MEXICO CITY (Reuters) -The Tijuana Country Club and its 18-hole golf course, an oasis of swaying palms and manicured lawns in the crowded Mexican border city, is set for a radical makeover as a public park under a government plan to turn it over to the people.
Baja California state Governor Jaime Bonilla of the ruling party Morena has proposed to convert the club’s 120 acres (50 hectares) into a public recreational space for sports and culture, arguing that it is one of the few green areas in Tijuana that can be redeveloped for that purpose, in a city with few parks.
“Studies have shown that what we need for Tijuana is an area that would raise the standard of living,” said Amador Rodriguez, the secretary general of Baja California, in an interview on Monday.
Predating U.S. tourist hotspot Las Vegas, the elegant Agua Caliente hotel, golf course, horse racetrack and casino complex was founded in the 1920s and originally served rich Americans slipping over the border for fun in the prohibition era when the liquor trade was banned in the United States.
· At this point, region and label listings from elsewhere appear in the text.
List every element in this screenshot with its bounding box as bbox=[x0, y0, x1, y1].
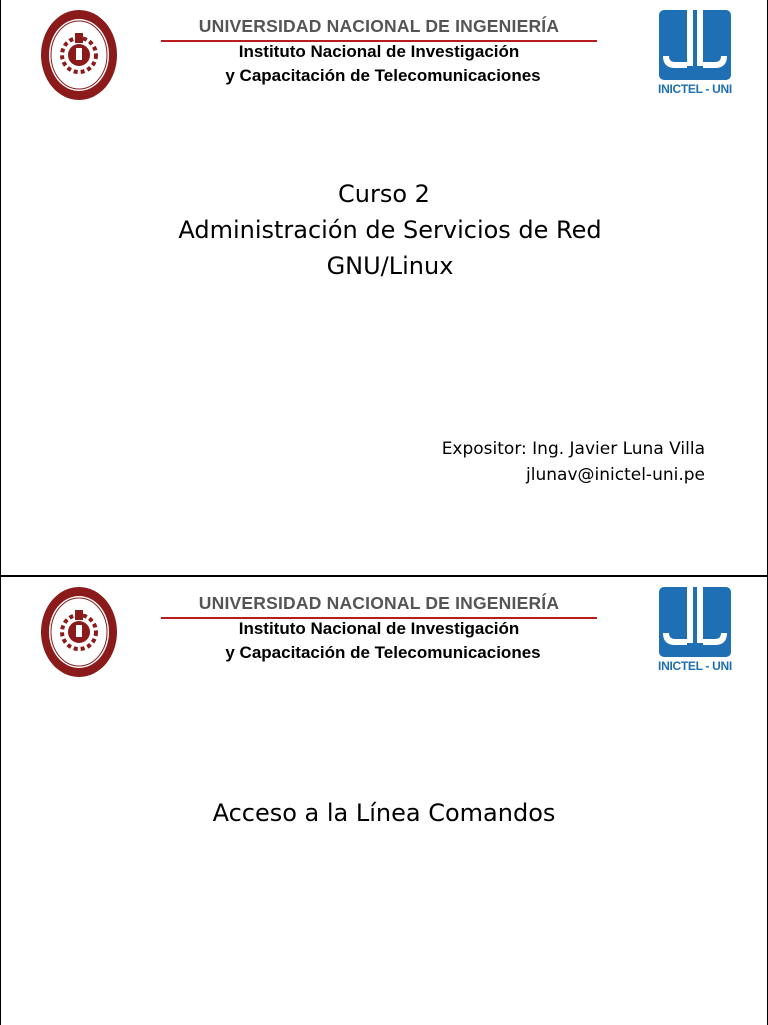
slide-topic: Acceso a la Línea Comandos bbox=[212, 799, 556, 827]
course-platform: GNU/Linux bbox=[326, 252, 454, 280]
presenter-email: jlunav@inictel-uni.pe bbox=[526, 465, 705, 485]
course-number: Curso 2 bbox=[338, 180, 430, 208]
institute-name-line1: Instituto Nacional de Investigación bbox=[238, 619, 520, 638]
university-name: UNIVERSIDAD NACIONAL DE INGENIERÍA bbox=[198, 16, 560, 36]
institute-name-line1: Instituto Nacional de Investigación bbox=[238, 42, 520, 61]
course-subject: Administración de Servicios de Red bbox=[178, 216, 602, 244]
presenter-block bbox=[442, 436, 705, 488]
inictel-logo-text: INICTEL - UNI bbox=[658, 659, 732, 673]
presenter-name: Expositor: Ing. Javier Luna Villa bbox=[441, 439, 705, 459]
uni-seal-logo bbox=[39, 585, 119, 679]
university-name: UNIVERSIDAD NACIONAL DE INGENIERÍA bbox=[198, 593, 560, 613]
institute-name-line2: y Capacitación de Telecomunicaciones bbox=[225, 643, 541, 662]
slide-2 bbox=[0, 576, 768, 1025]
uni-seal-logo bbox=[39, 8, 119, 102]
institute-name-line2: y Capacitación de Telecomunicaciones bbox=[225, 66, 541, 85]
inictel-logo-text: INICTEL - UNI bbox=[658, 82, 732, 96]
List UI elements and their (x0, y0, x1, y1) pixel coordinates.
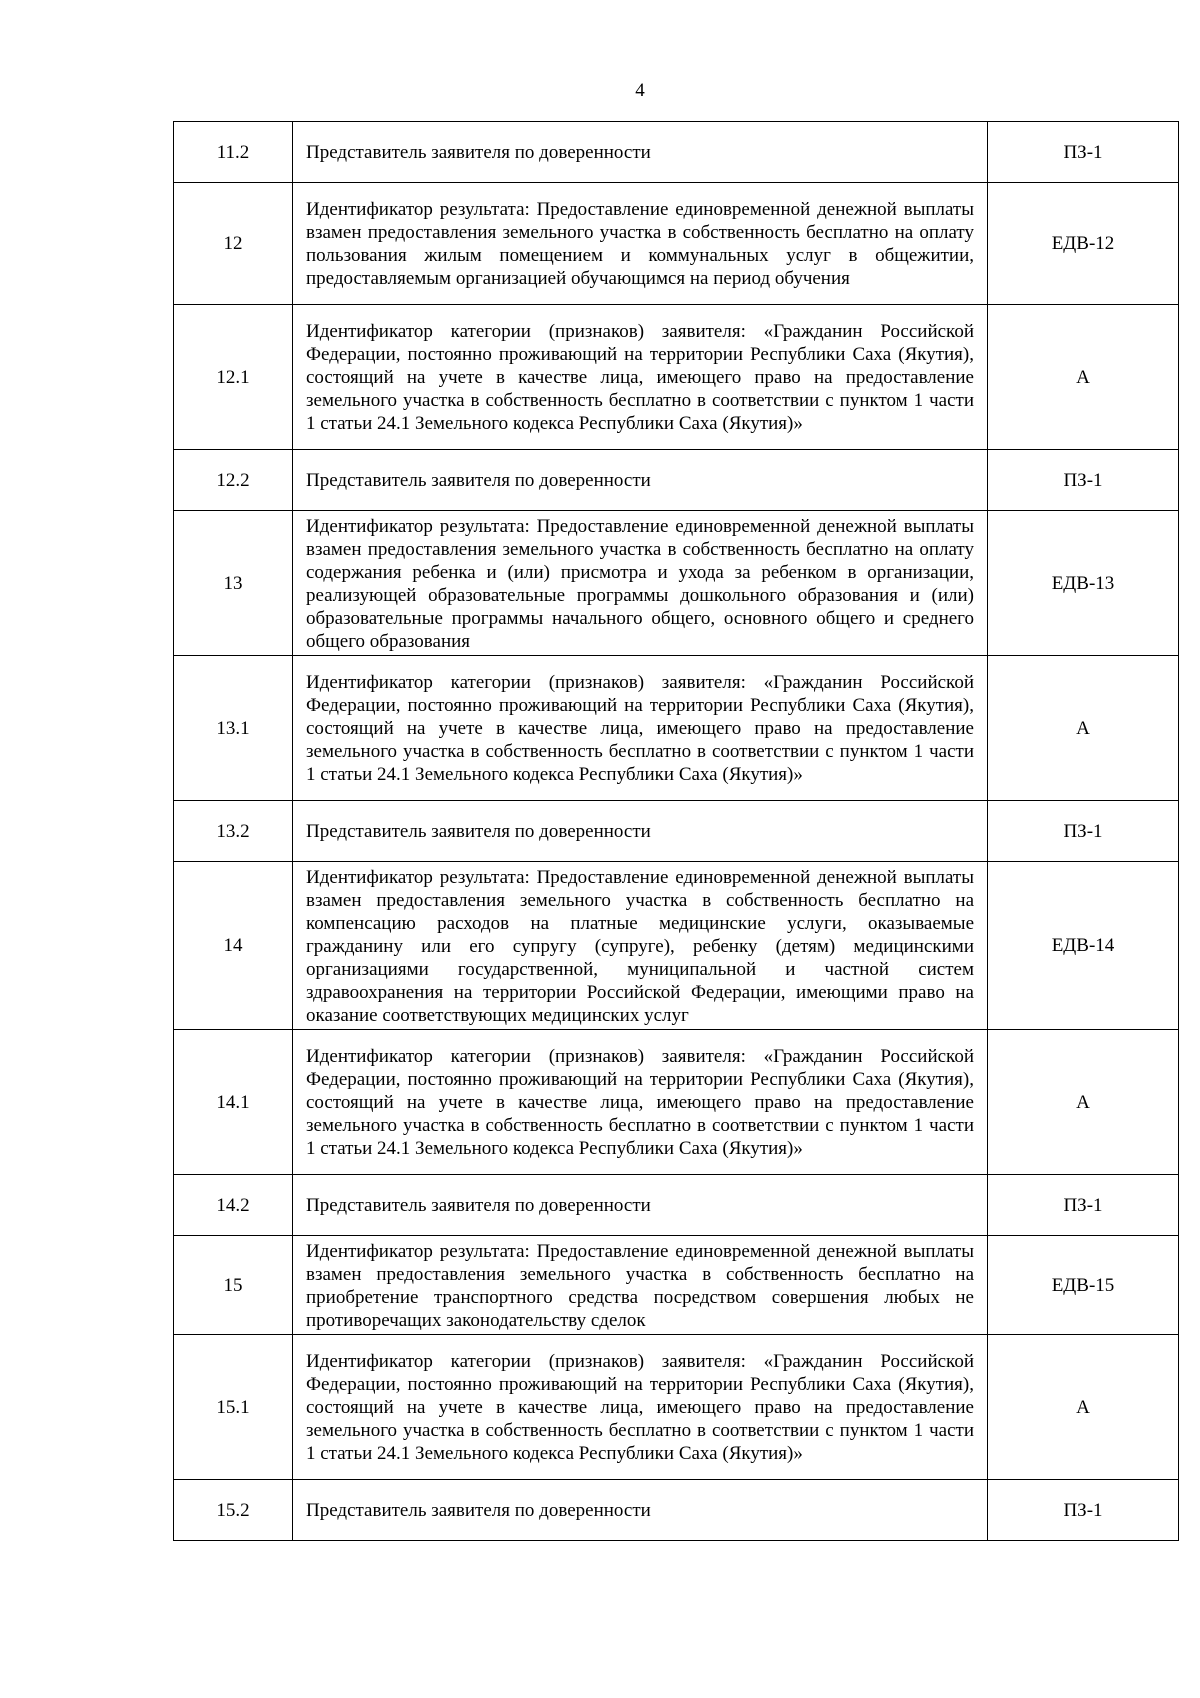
row-description: Идентификатор результата: Предоставление единовременной денежной выплаты взамен предоставления земельного участка в собственность бесплатно на компенсацию расходов на платные медицинские услуги, оказываемые гражданину или его супругу (супруге), ребенку (детям) медицинскими организациями государственной, муниципальной и частной систем здравоохранения на территории Российской Федерации, имеющими право на оказание соответствующих медицинских услуг (293, 862, 988, 1030)
row-description: Представитель заявителя по доверенности (293, 1480, 988, 1541)
row-code: ПЗ-1 (988, 801, 1179, 862)
row-number: 15.1 (174, 1335, 293, 1480)
row-number: 12 (174, 183, 293, 305)
row-number: 15 (174, 1236, 293, 1335)
row-description: Идентификатор категории (признаков) заявителя: «Гражданин Российской Федерации, постоянно проживающий на территории Республики Саха (Якутия), состоящий на учете в качестве лица, имеющего право на предоставление земельного участка в собственность бесплатно в соответствии с пунктом 1 части 1 статьи 24.1 Земельного кодекса Республики Саха (Якутия)» (293, 1335, 988, 1480)
row-code: ПЗ-1 (988, 122, 1179, 183)
table-row (174, 511, 1179, 656)
row-code: А (988, 1030, 1179, 1175)
table-row (174, 1175, 1179, 1236)
row-code: ПЗ-1 (988, 1175, 1179, 1236)
table-row (174, 305, 1179, 450)
table-row (174, 801, 1179, 862)
row-description: Идентификатор результата: Предоставление единовременной денежной выплаты взамен предоставления земельного участка в собственность бесплатно на приобретение транспортного средства посредством совершения любых не противоречащих законодательству сделок (293, 1236, 988, 1335)
row-number: 11.2 (174, 122, 293, 183)
table-row (174, 862, 1179, 1030)
row-description: Идентификатор результата: Предоставление единовременной денежной выплаты взамен предоставления земельного участка в собственность бесплатно на оплату пользования жилым помещением и коммунальных услуг в общежитии, предоставляемым организацией обучающимся на период обучения (293, 183, 988, 305)
row-number: 12.2 (174, 450, 293, 511)
row-number: 14.1 (174, 1030, 293, 1175)
row-code: ПЗ-1 (988, 450, 1179, 511)
row-code: ЕДВ-12 (988, 183, 1179, 305)
row-description: Идентификатор результата: Предоставление единовременной денежной выплаты взамен предоставления земельного участка в собственность бесплатно на оплату содержания ребенка и (или) присмотра и ухода за ребенком в организации, реализующей образовательные программы дошкольного образования и (или) образовательные программы начального общего, основного общего и среднего общего образования (293, 511, 988, 656)
row-description: Представитель заявителя по доверенности (293, 450, 988, 511)
row-number: 14.2 (174, 1175, 293, 1236)
table-row (174, 122, 1179, 183)
page-number: 4 (635, 80, 645, 101)
table-row (174, 450, 1179, 511)
table-row (174, 1030, 1179, 1175)
row-code: А (988, 305, 1179, 450)
row-description: Идентификатор категории (признаков) заявителя: «Гражданин Российской Федерации, постоянно проживающий на территории Республики Саха (Якутия), состоящий на учете в качестве лица, имеющего право на предоставление земельного участка в собственность бесплатно в соответствии с пунктом 1 части 1 статьи 24.1 Земельного кодекса Республики Саха (Якутия)» (293, 656, 988, 801)
table-row (174, 1236, 1179, 1335)
table-row (174, 183, 1179, 305)
row-description: Идентификатор категории (признаков) заявителя: «Гражданин Российской Федерации, постоянно проживающий на территории Республики Саха (Якутия), состоящий на учете в качестве лица, имеющего право на предоставление земельного участка в собственность бесплатно в соответствии с пунктом 1 части 1 статьи 24.1 Земельного кодекса Республики Саха (Якутия)» (293, 305, 988, 450)
data-table (173, 121, 1179, 1541)
row-description: Идентификатор категории (признаков) заявителя: «Гражданин Российской Федерации, постоянно проживающий на территории Республики Саха (Якутия), состоящий на учете в качестве лица, имеющего право на предоставление земельного участка в собственность бесплатно в соответствии с пунктом 1 части 1 статьи 24.1 Земельного кодекса Республики Саха (Якутия)» (293, 1030, 988, 1175)
row-number: 13 (174, 511, 293, 656)
row-code: ПЗ-1 (988, 1480, 1179, 1541)
row-description: Представитель заявителя по доверенности (293, 1175, 988, 1236)
table-row (174, 1335, 1179, 1480)
row-number: 13.2 (174, 801, 293, 862)
table-row (174, 656, 1179, 801)
row-number: 15.2 (174, 1480, 293, 1541)
row-code: ЕДВ-15 (988, 1236, 1179, 1335)
row-code: ЕДВ-13 (988, 511, 1179, 656)
row-code: А (988, 1335, 1179, 1480)
table-row (174, 1480, 1179, 1541)
row-code: ЕДВ-14 (988, 862, 1179, 1030)
row-number: 14 (174, 862, 293, 1030)
row-code: А (988, 656, 1179, 801)
row-number: 13.1 (174, 656, 293, 801)
row-number: 12.1 (174, 305, 293, 450)
row-description: Представитель заявителя по доверенности (293, 122, 988, 183)
row-description: Представитель заявителя по доверенности (293, 801, 988, 862)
Famous visitors included Hollywood stars and, apocryphally, gangster Al Capone, while in recent decades the club became known as a hangout for Tijuana’s political and economic elite.
Parts of it, including the golf course, later became today’s Club Campestre, or country club.
In 2018, PGA Tour-affiliated golf returned to the legendary course, for the first time in more than half a century.
The property’s ownership has been in dispute for decades, with the government saying it was not properly transferred to new owners in 1969, after the deaths of two joint owners. Club members say the property is registered as belonging to “Club Campestre Tijuana.”
Rodriguez said that if there was no challenge to the project, “the expropriation will be decreed in 15 days” and whoever is recognized as the owner by courts will receive more than 1.2 billion pesos ($60.6 million) over two years.
The governor’s proposal comes ahead of mid-term elections on June 6, including for state governor. In a city with few public spaces, some of the world’s highest levels of crime, and a wide gap between rich and poor, the idea has caused ripples among voters.
The expropriation plan was made public through the state government’s official newspaper last week.
President Andres Manuel Lopez Obrador, who is seeking to address economic inequality in Mexico but has stopped short of expropriations or nationalizations, on Tuesday told reporters he was looking into the matter.
Adolfo Solis, a lawyer for members of the club, warned that expropriation would set a dangerous precedent, calling property one of the most important rights to be upheld.
“Any opponent, any journalist or any official, any group that is not aligned with the government, could simply have their property removed,” Solis said.
“This debate is going to be won in the courts,” he added.